Now what would happen if the user started Marble and would zoom so that tile level 2 gets activated? It would download tile by tile. What we'd like to avoid at all cost is that tiles appear and are surrounded just by a plain white area like this:
Instead it should "reuse" data from lower-level tiles that show those parts which haven't been downloaded yet: With the most simple approach this would require that a tile is fully opaque (i.e. no parts of the whole square are transparent) and really gets rendered on top of the "parent" tile. Here we see our tile from tile level 2 "inserted" into the tile 0:
Now this approach would work to some degree and might be the first mile-stone to implement. However it has some backdraws:
- It requires to completely "overpaint" the tile of the tile level below. So it would still be required to render the area below the level 2 tile.
- the same geometric feature that is covered in both tile levels is distributed across different polygons. This might make "filling" (e.g. with a plain color or a texture) harder. Same applies for selection of such a polygon.
Also note that if tiles weren't fully opaque with this approach we'd run into artefacts like visible on this picture (land shines through where there should be sea, e.g. Red Sea). To better recognize the issue the land of the level 2 tile has been marked with a darker gray tint:
So ideally one would merge polygons from lower zoom levels with those polygon section from higher zoom levels into a single polygon.

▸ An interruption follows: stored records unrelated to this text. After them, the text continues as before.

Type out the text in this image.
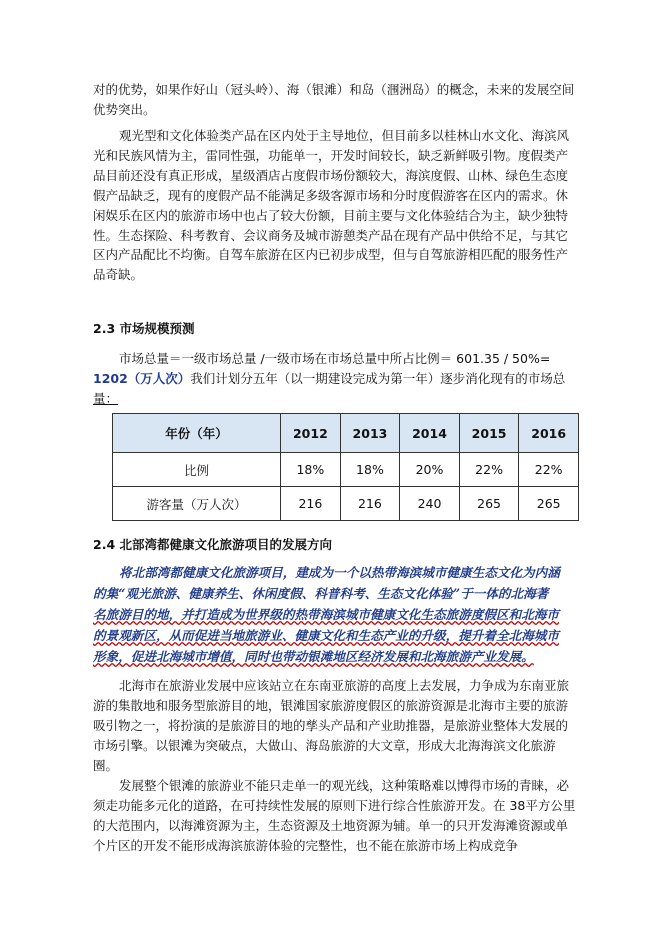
对的优势，如果作好山（冠头岭）、海（银滩）和岛（涠洲岛）的概念，未来的发展空间优势突出。

观光型和文化体验类产品在区内处于主导地位，但目前多以桂林山水文化、海滨风光和民族风情为主，雷同性强，功能单一，开发时间较长，缺乏新鲜吸引物。度假类产品目前还没有真正形成，星级酒店占度假市场份额较大，海滨度假、山林、绿色生态度假产品缺乏，现有的度假产品不能满足多级客源市场和分时度假游客在区内的需求。休闲娱乐在区内的旅游市场中也占了较大份额，目前主要与文化体验结合为主，缺少独特性。生态探险、科考教育、会议商务及城市游憩类产品在现有产品中供给不足，与其它区内产品配比不均衡。自驾车旅游在区内已初步成型，但与自驾旅游相匹配的服务性产品奇缺。

2.3 市场规模预测

市场总量＝一级市场总量 /一级市场在市场总量中所占比例＝ 601.35 / 50%=
1202（万人次）我们计划分五年（以一期建设完成为第一年）逐步消化现有的市场总
量：

年份（年）	2012	2013	2014	2015	2016
比例	18%	18%	20%	22%	22%
游客量（万人次）	216	216	240	265	265

2.4 北部湾都健康文化旅游项目的发展方向

将北部湾都健康文化旅游项目，建成为一个以热带海滨城市健康生态文化为内涵
的集“观光旅游、健康养生、休闲度假、科普科考、生态文化体验”于一体的北海著
名旅游目的地，并打造成为世界级的热带海滨城市健康文化生态旅游度假区和北海市
的景观新区，从而促进当地旅游业、健康文化和生态产业的升级，提升着全北海城市
形象，促进北海城市增值，同时也带动银滩地区经济发展和北海旅游产业发展。

北海市在旅游业发展中应该站立在东南亚旅游的高度上去发展，力争成为东南亚旅游的集散地和服务型旅游目的地，银滩国家旅游度假区的旅游资源是北海市主要的旅游吸引物之一，将扮演的是旅游目的地的孳头产品和产业助推器，是旅游业整体大发展的市场引擎。以银滩为突破点，大做山、海岛旅游的大文章，形成大北海海滨文化旅游圈。

发展整个银滩的旅游业不能只走单一的观光线，这种策略难以博得市场的青睐，必须走功能多元化的道路，在可持续性发展的原则下进行综合性旅游开发。在 38平方公里的大范围内，以海滩资源为主，生态资源及土地资源为辅。单一的只开发海滩资源或单个片区的开发不能形成海滨旅游体验的完整性，也不能在旅游市场上构成竞争
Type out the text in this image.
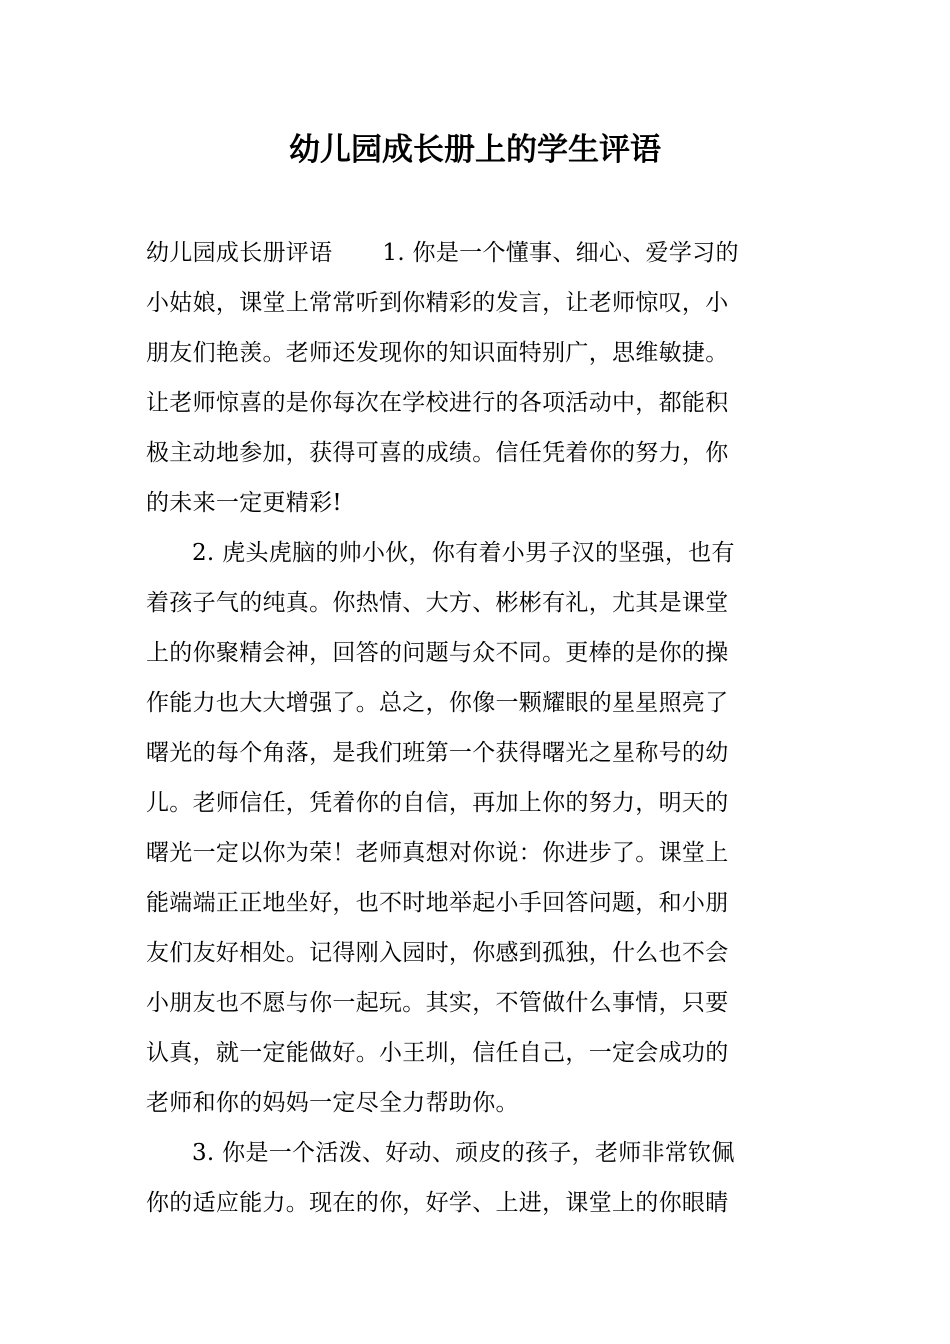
幼儿园成长册上的学生评语
幼儿园成长册评语 1. 你是一个懂事、细心、爱学习的
小姑娘，课堂上常常听到你精彩的发言，让老师惊叹，小
朋友们艳羡。老师还发现你的知识面特别广，思维敏捷。
让老师惊喜的是你每次在学校进行的各项活动中，都能积
极主动地参加，获得可喜的成绩。信任凭着你的努力，你
的未来一定更精彩!
2. 虎头虎脑的帅小伙，你有着小男子汉的坚强，也有
着孩子气的纯真。你热情、大方、彬彬有礼，尤其是课堂
上的你聚精会神，回答的问题与众不同。更棒的是你的操
作能力也大大增强了。总之，你像一颗耀眼的星星照亮了
曙光的每个角落，是我们班第一个获得曙光之星称号的幼
儿。老师信任，凭着你的自信，再加上你的努力，明天的
曙光一定以你为荣！老师真想对你说：你进步了。课堂上
能端端正正地坐好，也不时地举起小手回答问题，和小朋
友们友好相处。记得刚入园时，你感到孤独，什么也不会
小朋友也不愿与你一起玩。其实，不管做什么事情，只要
认真，就一定能做好。小王圳，信任自己，一定会成功的
老师和你的妈妈一定尽全力帮助你。
3. 你是一个活泼、好动、顽皮的孩子，老师非常钦佩
你的适应能力。现在的你，好学、上进，课堂上的你眼睛
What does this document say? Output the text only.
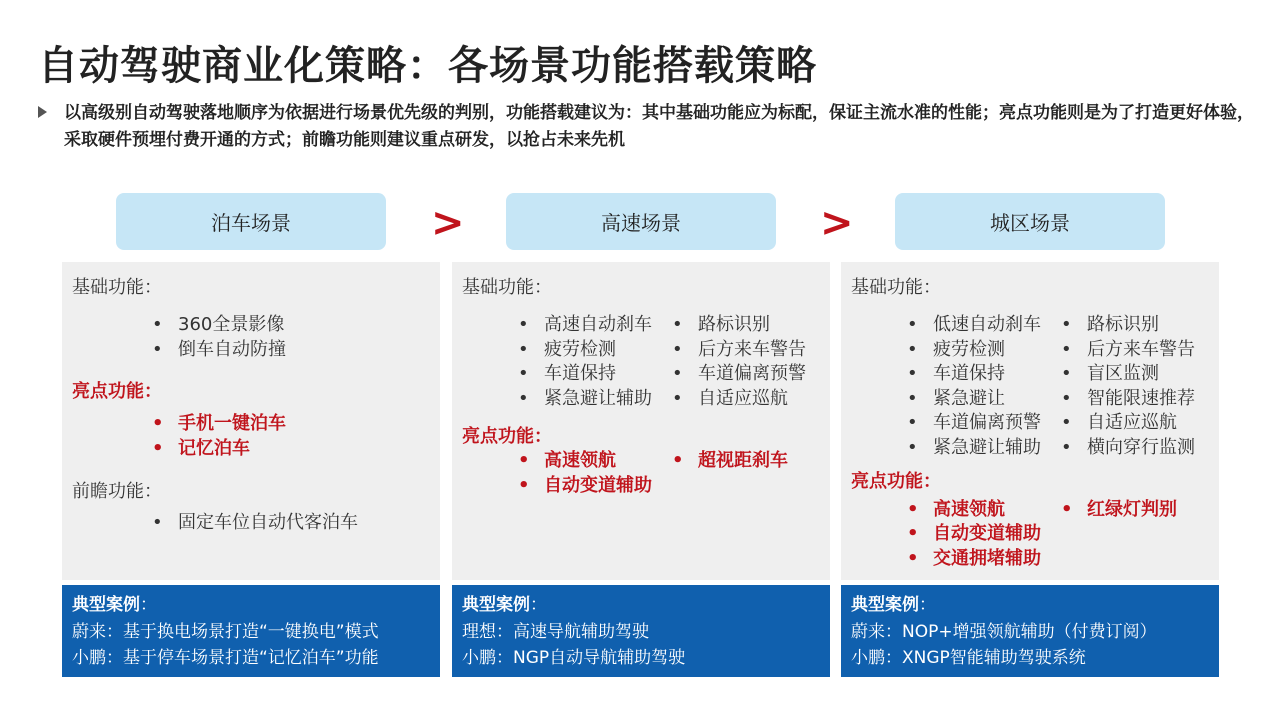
自动驾驶商业化策略：各场景功能搭载策略
以高级别自动驾驶落地顺序为依据进行场景优先级的判别，功能搭载建议为：其中基础功能应为标配，保证主流水准的性能；亮点功能则是为了打造更好体验，采取硬件预埋付费开通的方式；前瞻功能则建议重点研发，以抢占未来先机
泊车场景	>	高速场景	>	城区场景
基础功能：
• 360全景影像
• 倒车自动防撞
亮点功能：
• 手机一键泊车
• 记忆泊车
前瞻功能：
• 固定车位自动代客泊车
典型案例：
蔚来：基于换电场景打造“一键换电”模式
小鹏：基于停车场景打造“记忆泊车”功能
基础功能：
• 高速自动刹车
• 疲劳检测
• 车道保持
• 紧急避让辅助
• 路标识别
• 后方来车警告
• 车道偏离预警
• 自适应巡航
亮点功能：
• 高速领航
• 自动变道辅助
• 超视距刹车
典型案例：
理想：高速导航辅助驾驶
小鹏：NGP自动导航辅助驾驶
基础功能：
• 低速自动刹车
• 疲劳检测
• 车道保持
• 紧急避让
• 车道偏离预警
• 紧急避让辅助
• 路标识别
• 后方来车警告
• 盲区监测
• 智能限速推荐
• 自适应巡航
• 横向穿行监测
亮点功能：
• 高速领航
• 自动变道辅助
• 交通拥堵辅助
• 红绿灯判别
典型案例：
蔚来：NOP+增强领航辅助（付费订阅）
小鹏：XNGP智能辅助驾驶系统
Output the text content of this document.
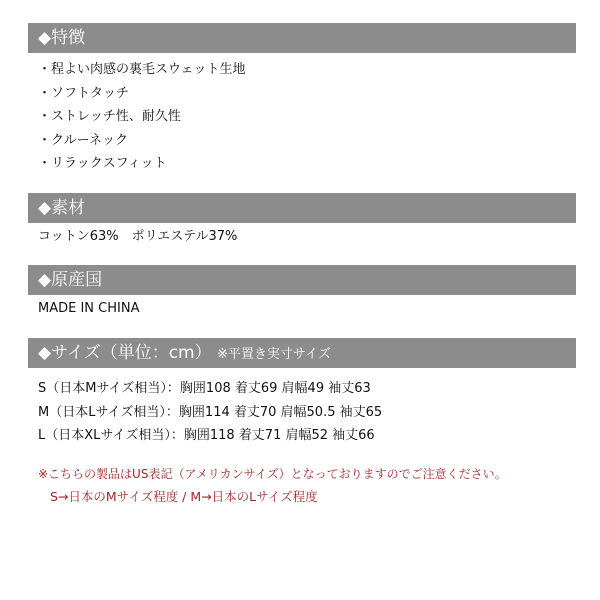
◆特徴
・程よい肉感の裏毛スウェット生地
・ソフトタッチ
・ストレッチ性、耐久性
・クルーネック
・リラックスフィット
◆素材
コットン63%　ポリエステル37%
◆原産国
MADE IN CHINA
◆サイズ（単位：cm） ※平置き実寸サイズ
S（日本Mサイズ相当）：胸囲108 着丈69 肩幅49 袖丈63
M（日本Lサイズ相当）：胸囲114 着丈70 肩幅50.5 袖丈65
L（日本XLサイズ相当）：胸囲118 着丈71 肩幅52 袖丈66
※こちらの製品はUS表記（アメリカンサイズ）となっておりますのでご注意ください。
S→日本のMサイズ程度 / M→日本のLサイズ程度
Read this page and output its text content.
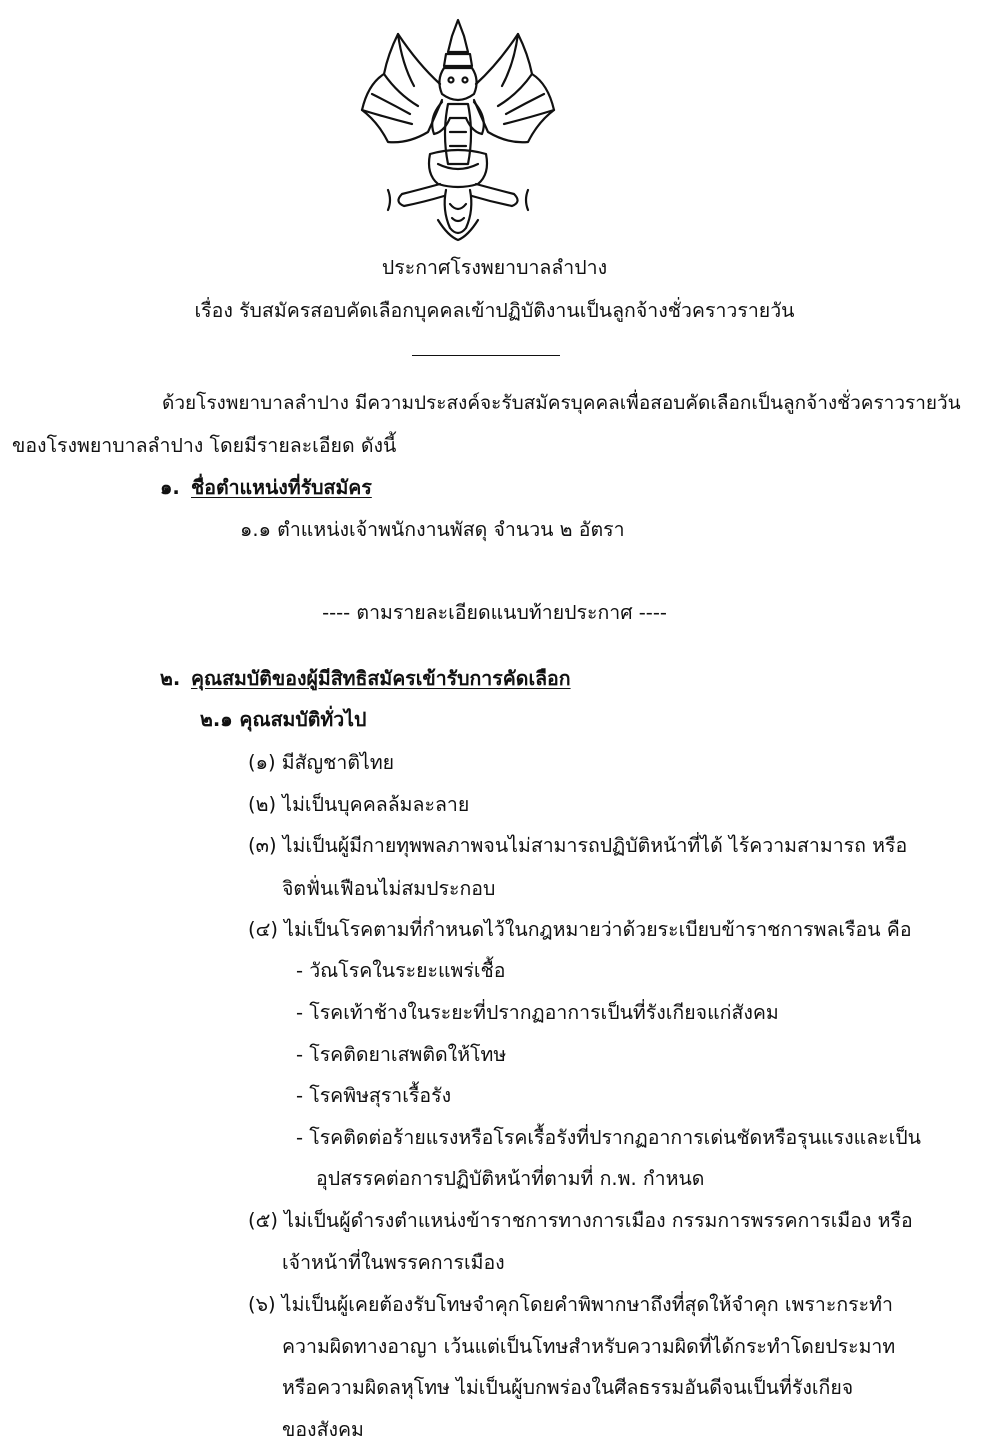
ประกาศโรงพยาบาลลำปาง
เรื่อง รับสมัครสอบคัดเลือกบุคคลเข้าปฏิบัติงานเป็นลูกจ้างชั่วคราวรายวัน
ด้วยโรงพยาบาลลำปาง มีความประสงค์จะรับสมัครบุคคลเพื่อสอบคัดเลือกเป็นลูกจ้างชั่วคราวรายวัน
ของโรงพยาบาลลำปาง โดยมีรายละเอียด ดังนี้
๑. ชื่อตำแหน่งที่รับสมัคร
๑.๑ ตำแหน่งเจ้าพนักงานพัสดุ จำนวน ๒ อัตรา
---- ตามรายละเอียดแนบท้ายประกาศ ----
๒. คุณสมบัติของผู้มีสิทธิสมัครเข้ารับการคัดเลือก
๒.๑ คุณสมบัติทั่วไป
(๑) มีสัญชาติไทย
(๒) ไม่เป็นบุคคลล้มละลาย
(๓) ไม่เป็นผู้มีกายทุพพลภาพจนไม่สามารถปฏิบัติหน้าที่ได้ ไร้ความสามารถ หรือ
จิตฟั่นเฟือนไม่สมประกอบ
(๔) ไม่เป็นโรคตามที่กำหนดไว้ในกฎหมายว่าด้วยระเบียบข้าราชการพลเรือน คือ
- วัณโรคในระยะแพร่เชื้อ
- โรคเท้าช้างในระยะที่ปรากฏอาการเป็นที่รังเกียจแก่สังคม
- โรคติดยาเสพติดให้โทษ
- โรคพิษสุราเรื้อรัง
- โรคติดต่อร้ายแรงหรือโรคเรื้อรังที่ปรากฏอาการเด่นชัดหรือรุนแรงและเป็น
อุปสรรคต่อการปฏิบัติหน้าที่ตามที่ ก.พ. กำหนด
(๕) ไม่เป็นผู้ดำรงตำแหน่งข้าราชการทางการเมือง กรรมการพรรคการเมือง หรือ
เจ้าหน้าที่ในพรรคการเมือง
(๖) ไม่เป็นผู้เคยต้องรับโทษจำคุกโดยคำพิพากษาถึงที่สุดให้จำคุก เพราะกระทำ
ความผิดทางอาญา เว้นแต่เป็นโทษสำหรับความผิดที่ได้กระทำโดยประมาท
หรือความผิดลหุโทษ ไม่เป็นผู้บกพร่องในศีลธรรมอันดีจนเป็นที่รังเกียจ
ของสังคม
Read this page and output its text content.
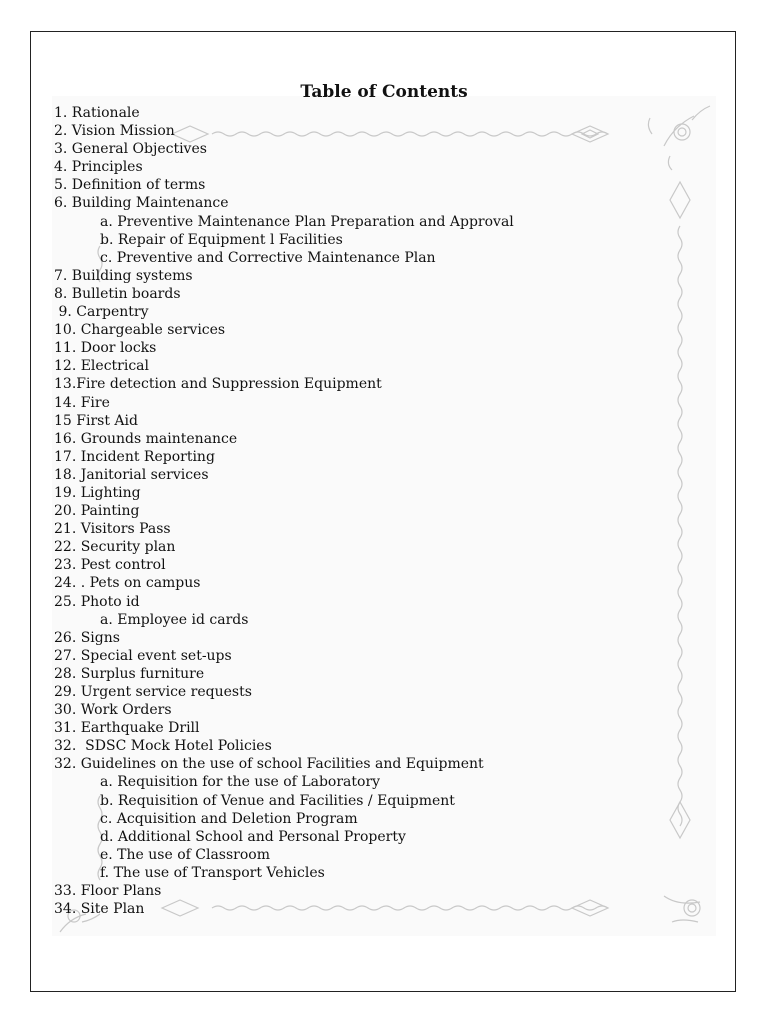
Table of Contents
1. Rationale
2. Vision Mission
3. General Objectives
4. Principles
5. Definition of terms
6. Building Maintenance
a. Preventive Maintenance Plan Preparation and Approval
b. Repair of Equipment l Facilities
c. Preventive and Corrective Maintenance Plan
7. Building systems
8. Bulletin boards
9. Carpentry
10. Chargeable services
11. Door locks
12. Electrical
13.Fire detection and Suppression Equipment
14. Fire
15 First Aid
16. Grounds maintenance
17. Incident Reporting
18. Janitorial services
19. Lighting
20. Painting
21. Visitors Pass
22. Security plan
23. Pest control
24. . Pets on campus
25. Photo id
a. Employee id cards
26. Signs
27. Special event set-ups
28. Surplus furniture
29. Urgent service requests
30. Work Orders
31. Earthquake Drill
32.  SDSC Mock Hotel Policies
32. Guidelines on the use of school Facilities and Equipment
a. Requisition for the use of Laboratory
b. Requisition of Venue and Facilities / Equipment
c. Acquisition and Deletion Program
d. Additional School and Personal Property
e. The use of Classroom
f. The use of Transport Vehicles
33. Floor Plans
34. Site Plan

Of course one would need to specify points where the polygon sections of higher zoom levels could dynamically "hook in". For the lack of a better term we just call these specially tagged nodes "hook nodes" in this document. So a level 0 tile would just contain hook nodes (here red squares) along the QuadTile borders for the level 1 tile borders (black lines):
Now if we just provided hook nodes for the next level then we'd have to download the full range of level 0 to level 8 parent tiles just to properly embed a single level 9 tile. So it would be useful if the hook nodes would span a wider range of zoom levels: E.g. a level 0 tile could provide hook nodes for zoom levels 1 and 2 - or even for 3. This approach would then reduce the amount of parent tiles to be downloaded for higher zoom levels dramatically. Here you can see the hook nodes on a level 0 tile for level 1 (red) and level 2 (green) as an example:
Now of course the "child" tile would have to define hook nodes as well so that its polygons can hook into the polygon of the parent tile. In this picture the hook nodes that are meant to be connected to the parent tiles are colored yellow:
Also note the purple "helper node" at the top-right. This node requires a special form of tagging so that it can be distinguished from the other "hook nodes". The purpose of the helper nodes is this: if a polygon is downloaded without any parents to hook in then the polygon area needs to get properly closed. The helper nodes define nodes that close the polygons properly even if there are no parent tiles that the polygon can hook into.
The nice thing about this concept of "hook nodes" is that the map browser client doesn't need to support them: Since they are just specially flagged nodes they can just be considered normal nodes by the client and the client would still render the whole tile properly. The same also applies if the child tile defines some "hook nodes" (e.g. a cut off small lake) that are meant to be used by a parent tile and the available ones don't have fitting interfaces (because the lake isn't covered in those parent tiles). Then the two end-points of the half-cut lake would get connected right away until more data is available.